Happy MiFID Day! One more step on the road to Damascus?
I’m sure there is a sense of relief today in the City – in a “buy-the-rumour-sell-the-fact” kind of way as the long and tortuous road to MiFID (the Markets in Financial Instruments Directive) has finally arrived at its long awaited (and feared destination.) While it is far from likely we have seen anything more than the “end-of-the-beginning” as to how this will impact market structure and the financial services industry, there is likely to be a collective pause for breath as the initial finishing line has now been crossed. The Economist flagged this week that:
…For all this, big banks are unenthusiastic. Their churlishness about MiFID is not only because of the costs, but also because of the transparency it entails. The anonymity that came with dealing off-exchange meant that pricing became part of a bank’s intellectual property…
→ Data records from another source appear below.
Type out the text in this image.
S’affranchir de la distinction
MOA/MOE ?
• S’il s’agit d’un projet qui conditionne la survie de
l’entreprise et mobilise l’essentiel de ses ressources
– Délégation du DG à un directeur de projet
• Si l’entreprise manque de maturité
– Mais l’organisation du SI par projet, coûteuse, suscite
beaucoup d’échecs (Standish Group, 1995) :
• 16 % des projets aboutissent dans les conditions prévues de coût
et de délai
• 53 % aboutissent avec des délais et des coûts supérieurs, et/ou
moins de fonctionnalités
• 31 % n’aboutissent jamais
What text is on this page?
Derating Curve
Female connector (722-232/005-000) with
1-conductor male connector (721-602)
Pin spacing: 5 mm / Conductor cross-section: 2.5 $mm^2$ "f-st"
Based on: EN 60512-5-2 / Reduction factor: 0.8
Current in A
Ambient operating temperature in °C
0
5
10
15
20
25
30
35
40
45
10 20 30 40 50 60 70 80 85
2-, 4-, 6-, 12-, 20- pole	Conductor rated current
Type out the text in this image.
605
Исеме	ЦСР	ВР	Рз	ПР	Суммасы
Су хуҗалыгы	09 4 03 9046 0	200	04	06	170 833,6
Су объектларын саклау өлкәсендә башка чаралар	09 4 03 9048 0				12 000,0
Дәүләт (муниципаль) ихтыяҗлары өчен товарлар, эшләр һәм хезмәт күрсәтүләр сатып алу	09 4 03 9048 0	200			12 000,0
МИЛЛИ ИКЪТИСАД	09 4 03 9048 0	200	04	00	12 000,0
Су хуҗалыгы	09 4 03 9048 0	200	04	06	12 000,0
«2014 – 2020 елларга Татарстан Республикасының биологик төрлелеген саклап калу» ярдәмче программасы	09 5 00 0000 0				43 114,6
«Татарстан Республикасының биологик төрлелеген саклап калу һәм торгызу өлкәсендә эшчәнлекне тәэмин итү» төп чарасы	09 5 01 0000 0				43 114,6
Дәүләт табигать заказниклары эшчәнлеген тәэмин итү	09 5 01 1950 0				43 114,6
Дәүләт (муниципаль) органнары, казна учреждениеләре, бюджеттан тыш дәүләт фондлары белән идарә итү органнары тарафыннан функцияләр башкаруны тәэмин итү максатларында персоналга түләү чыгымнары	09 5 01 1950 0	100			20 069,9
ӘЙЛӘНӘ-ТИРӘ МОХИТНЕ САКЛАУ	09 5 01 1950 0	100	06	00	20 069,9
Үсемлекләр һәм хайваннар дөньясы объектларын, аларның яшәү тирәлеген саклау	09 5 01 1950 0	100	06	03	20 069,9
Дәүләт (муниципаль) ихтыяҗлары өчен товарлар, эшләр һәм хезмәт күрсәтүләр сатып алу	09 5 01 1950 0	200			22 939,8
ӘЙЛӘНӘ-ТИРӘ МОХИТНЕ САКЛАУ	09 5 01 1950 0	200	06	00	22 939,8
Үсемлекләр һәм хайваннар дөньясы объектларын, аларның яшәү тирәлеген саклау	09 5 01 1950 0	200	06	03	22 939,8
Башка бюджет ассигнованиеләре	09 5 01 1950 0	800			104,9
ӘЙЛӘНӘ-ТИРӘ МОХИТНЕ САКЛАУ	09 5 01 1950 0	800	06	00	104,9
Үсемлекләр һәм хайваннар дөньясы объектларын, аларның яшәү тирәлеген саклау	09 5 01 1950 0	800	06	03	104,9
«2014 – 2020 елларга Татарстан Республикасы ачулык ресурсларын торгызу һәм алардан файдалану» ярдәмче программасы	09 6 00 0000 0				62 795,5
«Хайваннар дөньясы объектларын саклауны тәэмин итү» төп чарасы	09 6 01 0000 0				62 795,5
Now I’ve been shouting from the rooftops for several years now that increased transparency (in financial markets) was as inevitable as the sun rising in the east; driven by the information and communication technology revolution, the ubiquity of (freely) available information was only going to increase and exponentially so and any efforts to reverse or slow this trend would ultimately end in abject failure. I still believe this to be true – although I am not so naive to think that powerful market participants and/or regulators cannot influence the ‘local’ speed of this transformation. However cynical it may be, I also understand that (resistance to increased transparency) may indeed be in the short term interests of these players but ONLY if this is pursued as a stalling tactic to better prepare and adapt to the inevitable disruptive paradigm shift. In my opinion however this is not at all the sentiment that has prevailed in most executive committees of large sell-side institutions; the strategy has seemed to verge more on the let’s-hold-on-for-as-long-as-we-can (and implicitly…let-my-successor-deal-with-the-fallout…) In this context, I think the big banks should be quietly thanking the Commission and Mr McCreevy for giving them an excuse to start making the changes they would have needed to make anyways, before they were completely exposed to disruptive new entrants with business models perfectly aligned to the new techo-economic paradigm. Any business model who’s foundation is built on the premise of information scarcity will not live to see the middle of this century.
I can only applaud (while noting the irony) of the Damascene Conversion that this summer’s market turbulence seems to have sparked in some of the world’s top investment bankers. While I like to poke fun at the sometimes pre-Cambrian behavior of investment bankers, I also know it is unwise to sell them short and have always been impressed by their shameless pragmatism (which – in case it’s not clear – is ultimately a wonderful survival gene and something to be admired.)